Source: 2011 IPL Statistics Full Table on ESPNcricinfo

==Awards and achievements==
===Awards===
- Man of the Match

| No. | Date | Player | Opponent | Venue | Result | Contribution | Ref. |
|---|---|---|---|---|---|---|---|
| 1 | 14 April 2011 | Dale Steyn | Royal Challengers Bangalore | Hyderabad | Won by 33 runs | 3/24 (4 overs) |  |
| 2 | 19 April 2011 | Sunny Sohal | Delhi Daredevils | Delhi | Won by 16 runs | 62 (41) |  |
| 3 | 27 April 2011 | Ishant Sharma | Kochi Tuskers Kerala | Kochi | Won by 55 runs | 5/12 (3 overs) |  |
| 4 | 14 May 2011 | Amit Mishra | Mumbai Indians | Mumbai | Won by 10 runs | 18* (6) & 1/18 (4 overs) |  |
| 5 | 16 May 2011 | Amit Mishra | Pune Warriors India | Navi Mumbai | Won by 6 wickets | 2/26 (4 overs) |  |
| 6 | 21 May 2011 | Shikhar Dhawan | Kings XI Punjab | Dharmasala | Won By 82 runs | 95* (57) |  |

===Achievements===
- Ishant Sharma took the first-ever fifer for the Deccan Chargers in the match against Kochi Tuskers Kerala.
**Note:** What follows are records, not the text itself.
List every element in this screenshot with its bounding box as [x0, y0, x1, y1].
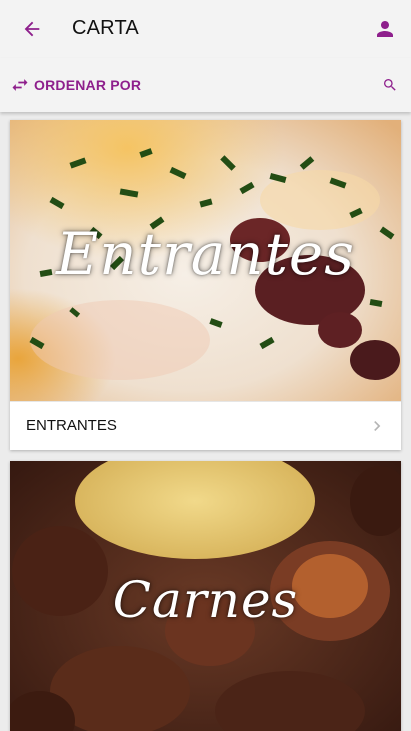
- category-image-carnes: Carnes: [10, 461, 401, 731]
- sort-button[interactable]: ORDENAR POR: [10, 74, 141, 96]
- image-caption-entrantes: Entrantes: [55, 220, 356, 288]
- account-button[interactable]: [371, 15, 399, 43]
- sort-bar: ORDENAR POR: [0, 58, 411, 112]
- category-card-entrantes[interactable]: Entrantes ENTRANTES: [10, 120, 401, 450]
- category-list: Entrantes ENTRANTES Carnes: [0, 112, 411, 731]
- image-caption-carnes: Carnes: [112, 571, 299, 629]
- swap-horizontal-icon: [10, 75, 30, 95]
- chevron-right-icon: [374, 421, 381, 431]
- app-bar: CARTA: [0, 0, 411, 58]
- search-icon: [384, 79, 396, 91]
- category-label: ENTRANTES: [26, 417, 117, 434]
- sort-label: ORDENAR POR: [34, 77, 142, 93]
- page-title: CARTA: [72, 17, 139, 39]
- category-image-entrantes: Entrantes: [10, 120, 401, 401]
- category-footer: ENTRANTES: [10, 401, 401, 450]
- arrow-left-icon: [24, 21, 40, 37]
- search-button[interactable]: [379, 74, 401, 96]
- back-button[interactable]: [18, 15, 46, 43]
- person-icon: [377, 21, 393, 37]
- category-card-carnes[interactable]: Carnes: [10, 461, 401, 731]
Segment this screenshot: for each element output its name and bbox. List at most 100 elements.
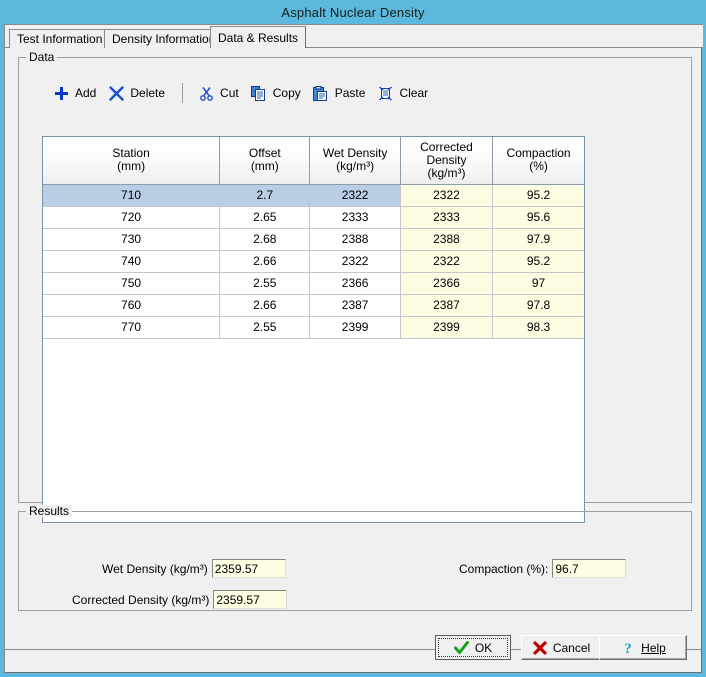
clipboard-icon <box>312 84 330 102</box>
table-row[interactable]: 740 2.66 2322 2322 95.2 <box>43 250 584 272</box>
paste-button[interactable]: Paste <box>309 80 374 106</box>
column-unit: (kg/m³) <box>403 167 490 180</box>
cell-offset[interactable]: 2.7 <box>220 184 310 206</box>
dialog-window: Asphalt Nuclear Density Test Information… <box>0 0 706 677</box>
table-row[interactable]: 750 2.55 2366 2366 97 <box>43 272 584 294</box>
clear-button-label: Clear <box>399 86 428 100</box>
cancel-button[interactable]: Cancel <box>521 635 601 660</box>
cell-compaction: 95.2 <box>493 184 584 206</box>
tab-label: Data & Results <box>218 31 298 45</box>
column-header-station[interactable]: Station (mm) <box>43 137 220 184</box>
red-x-icon <box>532 640 548 656</box>
data-grid-header: Station (mm) Offset (mm) Wet Density (kg… <box>43 137 584 184</box>
toolbar-separator <box>182 83 183 103</box>
cell-station[interactable]: 710 <box>43 184 220 206</box>
wet-density-field[interactable]: 2359.57 <box>212 559 286 578</box>
cell-corrected-density: 2366 <box>400 272 492 294</box>
dialog-button-bar: OK Cancel ? Help <box>4 649 702 673</box>
column-unit: (mm) <box>45 160 217 173</box>
column-header-compaction[interactable]: Compaction (%) <box>493 137 584 184</box>
column-header-corrected-density[interactable]: Corrected Density (kg/m³) <box>400 137 492 184</box>
tab-test-information[interactable]: Test Information <box>9 29 110 48</box>
add-button[interactable]: Add <box>49 80 104 106</box>
corrected-density-field[interactable]: 2359.57 <box>213 590 287 609</box>
cell-compaction: 97 <box>493 272 584 294</box>
scissors-icon <box>197 84 215 102</box>
column-unit: (mm) <box>222 160 307 173</box>
data-grid-table: Station (mm) Offset (mm) Wet Density (kg… <box>43 137 584 339</box>
cut-button[interactable]: Cut <box>194 80 247 106</box>
table-row[interactable]: 770 2.55 2399 2399 98.3 <box>43 316 584 338</box>
tab-density-information[interactable]: Density Information <box>104 29 223 48</box>
column-unit: (kg/m³) <box>312 160 397 173</box>
cell-wet-density[interactable]: 2399 <box>310 316 400 338</box>
compaction-field[interactable]: 96.7 <box>552 559 626 578</box>
delete-button[interactable]: Delete <box>104 80 173 106</box>
corrected-density-label: Corrected Density (kg/m³) <box>72 593 209 607</box>
results-group-label: Results <box>26 505 72 517</box>
svg-text:?: ? <box>624 641 632 655</box>
cell-compaction: 95.6 <box>493 206 584 228</box>
tab-strip: Test Information Density Information Dat… <box>5 25 703 48</box>
table-row[interactable]: 710 2.7 2322 2322 95.2 <box>43 184 584 206</box>
clear-document-icon <box>376 84 394 102</box>
cell-station[interactable]: 720 <box>43 206 220 228</box>
results-group-box: Results Wet Density (kg/m³) 2359.57 Corr… <box>18 511 692 611</box>
cell-offset[interactable]: 2.55 <box>220 316 310 338</box>
cell-wet-density[interactable]: 2333 <box>310 206 400 228</box>
data-group-box: Data Add <box>18 57 692 503</box>
cell-offset[interactable]: 2.66 <box>220 294 310 316</box>
tab-label: Test Information <box>17 32 102 46</box>
column-header-offset[interactable]: Offset (mm) <box>220 137 310 184</box>
column-header-wet-density[interactable]: Wet Density (kg/m³) <box>310 137 400 184</box>
cell-wet-density[interactable]: 2322 <box>310 184 400 206</box>
cell-offset[interactable]: 2.66 <box>220 250 310 272</box>
dialog-client-area: Test Information Density Information Dat… <box>4 24 702 649</box>
table-row[interactable]: 720 2.65 2333 2333 95.6 <box>43 206 584 228</box>
wet-density-label: Wet Density (kg/m³) <box>102 562 208 576</box>
cell-wet-density[interactable]: 2366 <box>310 272 400 294</box>
paste-button-label: Paste <box>335 86 366 100</box>
green-check-icon <box>454 640 470 656</box>
title-bar: Asphalt Nuclear Density <box>0 0 706 24</box>
cell-station[interactable]: 750 <box>43 272 220 294</box>
compaction-label: Compaction (%): <box>459 562 548 576</box>
copy-button[interactable]: Copy <box>247 80 309 106</box>
cell-station[interactable]: 770 <box>43 316 220 338</box>
wet-density-result-row: Wet Density (kg/m³) 2359.57 <box>102 559 286 578</box>
cell-wet-density[interactable]: 2387 <box>310 294 400 316</box>
cell-station[interactable]: 760 <box>43 294 220 316</box>
add-button-label: Add <box>75 86 96 100</box>
cell-corrected-density: 2322 <box>400 250 492 272</box>
cell-station[interactable]: 740 <box>43 250 220 272</box>
cell-wet-density[interactable]: 2322 <box>310 250 400 272</box>
help-button[interactable]: ? Help <box>599 635 687 660</box>
compaction-result-row: Compaction (%): 96.7 <box>459 559 626 578</box>
cell-compaction: 95.2 <box>493 250 584 272</box>
cancel-button-label: Cancel <box>553 641 590 655</box>
table-row[interactable]: 760 2.66 2387 2387 97.8 <box>43 294 584 316</box>
cell-offset[interactable]: 2.65 <box>220 206 310 228</box>
cell-compaction: 97.9 <box>493 228 584 250</box>
tab-label: Density Information <box>112 32 215 46</box>
cell-corrected-density: 2322 <box>400 184 492 206</box>
column-title: Corrected Density <box>403 141 490 167</box>
cell-offset[interactable]: 2.55 <box>220 272 310 294</box>
cell-corrected-density: 2388 <box>400 228 492 250</box>
table-row[interactable]: 730 2.68 2388 2388 97.9 <box>43 228 584 250</box>
cell-corrected-density: 2387 <box>400 294 492 316</box>
clear-button[interactable]: Clear <box>373 80 436 106</box>
cell-wet-density[interactable]: 2388 <box>310 228 400 250</box>
cell-compaction: 97.8 <box>493 294 584 316</box>
ok-button-label: OK <box>475 641 492 655</box>
tab-data-and-results[interactable]: Data & Results <box>210 26 306 48</box>
data-group-label: Data <box>26 51 57 63</box>
window-title: Asphalt Nuclear Density <box>281 5 424 20</box>
ok-button[interactable]: OK <box>435 635 511 660</box>
x-cross-icon <box>107 84 125 102</box>
focus-ring <box>438 638 508 657</box>
copy-button-label: Copy <box>273 86 301 100</box>
cell-offset[interactable]: 2.68 <box>220 228 310 250</box>
cell-station[interactable]: 730 <box>43 228 220 250</box>
data-grid[interactable]: Station (mm) Offset (mm) Wet Density (kg… <box>42 136 585 523</box>
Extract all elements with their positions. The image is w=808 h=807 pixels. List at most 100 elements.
This is also the best bowling figures of the 2011 Indian Premier League (2011 IPL).
- Amit Mishra took the hat-trick for the Deccan Chargers in the match against Kings XI Punjab. This is also the only hat-trick recorded in the 2011 IPL.